Question

$\lim _{x \rightarrow 1} \frac{n x^{n+1}-(n+1) x^{n}+1}{\left(e^{x}-e\right) \sin \pi x}$ $\lim _{h \rightarrow 0} \frac{n(1+h)^{n+1}-(n+1)(1+h)^{n}+1}{-e\left(e^{h}-1\right) \sin \pi h}$ $\lim _{\mathrm{h} \rightarrow 0} \frac{\mathrm{n}(1+\mathrm{h})^{\mathrm{n}+1}-(\mathrm{n}+1)(1+\mathrm{h})^{\mathrm{n}}+1}{-\pi \mathrm{t} \mathrm{h}^{2}}$ $\lim _{\mathrm{h} \rightarrow 0} \frac{\mathrm{n}(\mathrm{n}+1)(1+\mathrm{h})^{\mathrm{n}}-\mathrm{n}(\mathrm{n}+1)(1+\mathrm{h})^{\mathrm{n}-1}}{-2 \pi \mathrm{t} h}$ $\lim _{\mathrm{h} \rightarrow 0} \frac{\mathrm{n}(\mathrm{n}+1)(\mathrm{n})(1+\mathrm{h})^{\mathrm{n}-1}-\mathrm{n}(\mathrm{n}+1)(1+\mathrm{h})^{\mathrm{n}-2}(\mathrm{n}-1)}{-2 \pi \mathrm{e}}$ $=\frac{\mathrm{n}^{2}(\mathrm{n}+1)-\mathrm{n}(\mathrm{n}-1)}{-2 \pi \mathrm{e}}(\mathrm{n}+1)=\frac{\mathrm{n}(\mathrm{n}+1)}{-2 \pi \mathrm{e}}$ Put \(\mathrm{n}=100\) \(=\frac{-5050}{\pi \mathrm{e}}\)

Short answer

Answer: The limit is \(\frac{-5050}{\pi e}\).

Step-by-step solution

Choose the correct limit expression

We are given four equivalent forms of a limit expression. All four forms have the same limit. We can use the last given form to solve the problem: \(\lim _{h \rightarrow 0} \frac{n(n+1)(n)(1+h)^{n-1}-n(n+1)(1+h)^{n-2}(n-1)}{-2\pi e}\)

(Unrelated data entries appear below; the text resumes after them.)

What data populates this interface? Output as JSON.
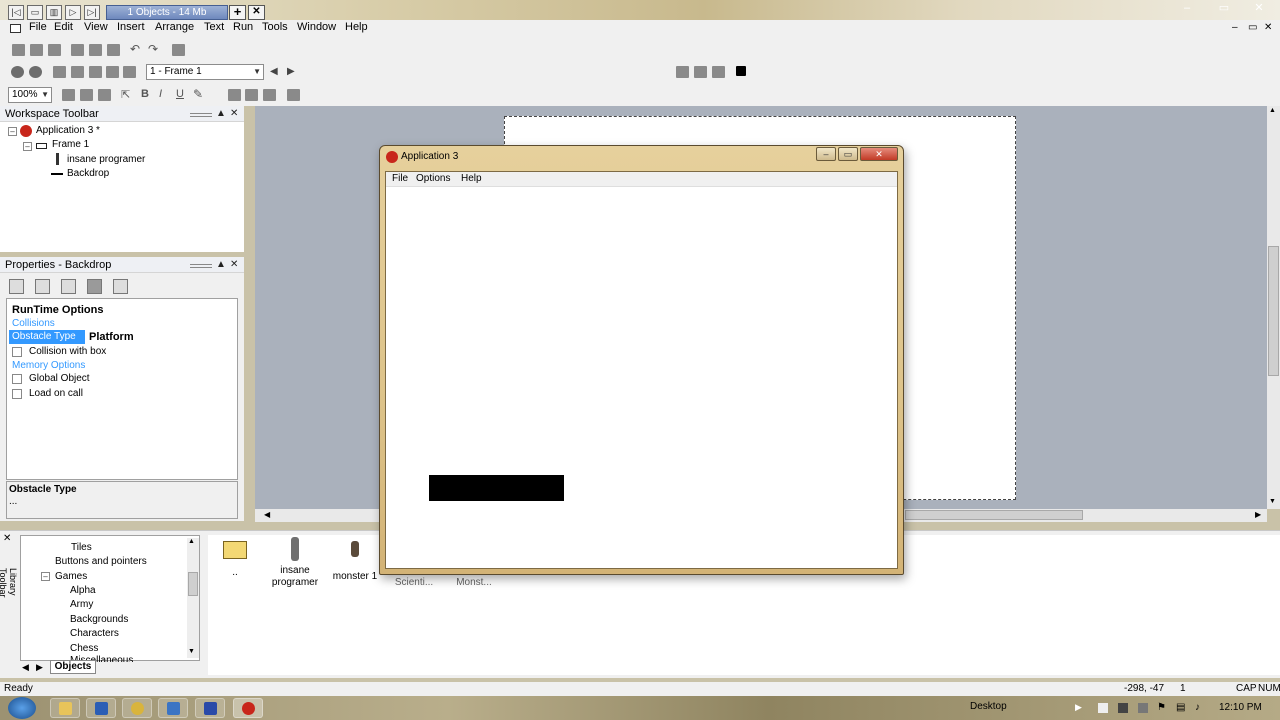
{
  "titlebar": {
    "object_counter": "1 Objects - 14 Mb",
    "add_symbol": "+",
    "close_symbol": "✕"
  },
  "window_controls": {
    "minimize": "–",
    "restore": "▭",
    "close": "✕"
  },
  "menubar": {
    "items": [
      "File",
      "Edit",
      "View",
      "Insert",
      "Arrange",
      "Text",
      "Run",
      "Tools",
      "Window",
      "Help"
    ]
  },
  "toolbar": {
    "frame_select": "1 - Frame 1",
    "zoom_select": "100%"
  },
  "workspace": {
    "title": "Workspace Toolbar",
    "tree": {
      "application": "Application 3 *",
      "frame": "Frame 1",
      "objects": [
        "insane programer",
        "Backdrop"
      ]
    }
  },
  "properties": {
    "title": "Properties - Backdrop",
    "section_runtime": "RunTime Options",
    "section_collisions": "Collisions",
    "obstacle_type_label": "Obstacle Type",
    "obstacle_type_value": "Platform",
    "collision_with_box": "Collision with box",
    "section_memory": "Memory Options",
    "global_object": "Global Object",
    "load_on_call": "Load on call",
    "description_title": "Obstacle Type",
    "description_text": "..."
  },
  "library": {
    "side_label": "Library Toolbar",
    "tree": [
      "Tiles",
      "Buttons and pointers",
      "Games",
      "Alpha",
      "Army",
      "Backgrounds",
      "Characters",
      "Chess",
      "Miscellaneous"
    ],
    "tab": "Objects",
    "items": [
      "..",
      "insane programer",
      "monster 1",
      "Scienti...",
      "Monst..."
    ]
  },
  "app_window": {
    "title": "Application 3",
    "menu": [
      "File",
      "Options",
      "Help"
    ]
  },
  "statusbar": {
    "status": "Ready",
    "coords": "-298, -47",
    "layer": "1",
    "caps": "CAP",
    "num": "NUM"
  },
  "taskbar": {
    "desktop_label": "Desktop",
    "clock": "12:10 PM"
  },
  "colors": {
    "selection": "#3399ff",
    "section_text": "#3399ff",
    "editor_bg": "#aab1bc",
    "black_bar": "#000000"
  }
}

Substitute n with the given value

We need to compute the limit when n = 100. So we substitute n with 100 in the expression: \(\lim _{h \rightarrow 0} \frac{100(100+1)(100)(1+h)^{100-1}-100(100+1)(1+h)^{100-2}(100-1)}{-2\pi e}\)

Compute the limit

As h approaches 0, this expression simplifies as follows: \begin{align*} \lim _{h \rightarrow 0} \frac{100(101)(100)(1+h)^{99}-100(101)(1+h)^{98}(99)}{-2\pi e} &= \frac{100(101)(100)(1)^{99}-100(101)(1)^{98}(99)}{-2\pi e} \\ &= \frac{100\cdot101\cdot100-100\cdot101\cdot99}{-2\pi e} \\ &= \frac{100\cdot101}{-2\pi e} \end{align*} This is our final answer:

Final Answer

The limit is equal to \(\frac{-5050}{\pi e}\).